My little boy just wants his Mommy well. He is fixated on me being cured. When he was younger, one of his nannies told him every day that the chemotherapy would cure me. Her intentions were good, as were my mother’s when she devised a “chemo chart” that counted down the number of Cytoxan infusions left in my regimen. Also, Jay and I have often talked about going to China “when Mommy’s well.” And I’ve wanted Andrew to know what I used to do, before I gained one hundred pounds on massive doses of prednisone. So I told him about the bike races, the hikes, and the traveling that were part of my life “when I was well.” Not surprisingly, Andrew wants me well. Haven’t I followed the doctors’ orders and gotten chemo? Haven’t I stayed in the hospital when the doctors want me there? So why isn’t Mommy well? He was furious when I had to go back to getting chemo every-other week and stop tapering both the dose and the frequency of my infusions. “That’s not fair,” he screamed. It sure isn’t.

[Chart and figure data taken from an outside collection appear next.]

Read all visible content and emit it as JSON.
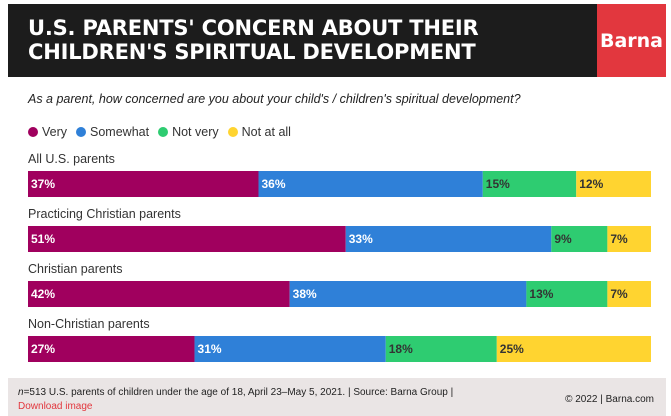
{
  "header": {
    "title": "U.S. PARENTS' CONCERN ABOUT THEIR\nCHILDREN'S SPIRITUAL DEVELOPMENT",
    "brand": "Barna"
  },
  "colors": {
    "very": "#a0005e",
    "somewhat": "#2f80d8",
    "not_very": "#2ecc71",
    "not_at_all": "#ffd430",
    "brand_red": "#e2373e"
  },
  "chart_data": {
    "type": "bar",
    "orientation": "horizontal",
    "stacked": true,
    "title": "U.S. PARENTS' CONCERN ABOUT THEIR CHILDREN'S SPIRITUAL DEVELOPMENT",
    "question": "As a parent, how concerned are you about your child's / children's spiritual development?",
    "legend_position": "top-left",
    "grid": false,
    "xlim": [
      0,
      100
    ],
    "categories": [
      "All U.S. parents",
      "Practicing Christian parents",
      "Christian parents",
      "Non-Christian parents"
    ],
    "series": [
      {
        "name": "Very",
        "values": [
          37,
          51,
          42,
          27
        ],
        "labels": [
          "37%",
          "51%",
          "42%",
          "27%"
        ]
      },
      {
        "name": "Somewhat",
        "values": [
          36,
          33,
          38,
          31
        ],
        "labels": [
          "36%",
          "33%",
          "38%",
          "31%"
        ]
      },
      {
        "name": "Not very",
        "values": [
          15,
          9,
          13,
          18
        ],
        "labels": [
          "15%",
          "9%",
          "13%",
          "18%"
        ]
      },
      {
        "name": "Not at all",
        "values": [
          12,
          7,
          7,
          25
        ],
        "labels": [
          "12%",
          "7%",
          "7%",
          "25%"
        ]
      }
    ]
  },
  "footer": {
    "n_label": "n",
    "note": "=513 U.S. parents of children under the age of 18, April 23–May 5, 2021. | Source: Barna Group |",
    "download": "Download image",
    "copyright": "© 2022 |  Barna.com"
  }
}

I’ve been trying to shepherd him out of the shadows cast by the looming fixed points of “Cure” and “Sickness.” When he talks wistfully about doing some activity or another after I’m well, I talk gently about not worrying about whether I’m well or sick but instead to think about the day we have together and the many things we can do in it. I want him to see what is possible now, instead of fixating on where I fall short and how much better life will be when I’m cured. He is reluctant to let go of this black and white world. I don’t blame him; it’s a constant struggle for me, too. Last weekend, when I was feeling much better than I had in weeks and Andrew and I baked hamantaschen and I cooked complicated Thai food for dinner, Andrew beamed at Jay and me across the table. “I’d say you’re over eighty percent well, Mommy,” he said proudly. I didn’t want to tell him it’s “wrong” to concentrate on a cure, that very few of us are ever one hundred percent well, that we begin to fall apart and move towards death the moment we are born. No, that would not be helpful to him. So I blathered again about trying to enjoy every minute we have together, about not spending time worrying how well I was, or when I would feel better. Of course these are exactly the same lessons I’m trying to learn, the same precepts I struggle to accept.
I tell myself that growing up with a chronically ill mother won’t damage Andrew; I tell myself that both he and I can move into the more realistic (but more frightening-looking) world of truths that are neither strictly black nor white but are foggier and greyer; I tell myself that we can learn from each other. I can’t imagine surviving in Chronic Town without Andrew. Because of him I want to keep fighting for a cure. Because of him, I won’t give up the vision of me being well.
One of the ways that Andrew helps make life with neurosarcoidosis livable is by pushing me out of bed and into a world of play, imagination, and ongoing adventures. I don’t need to be one hundred percent well to open myself up to the miracle of my son. I just need some Star Wars lingo, the willingness to pretend we’re on a spaceship headed for the planet Zorbidor, and the patience to build a tower, no matter how many times the cat—or my disease—knocks it down.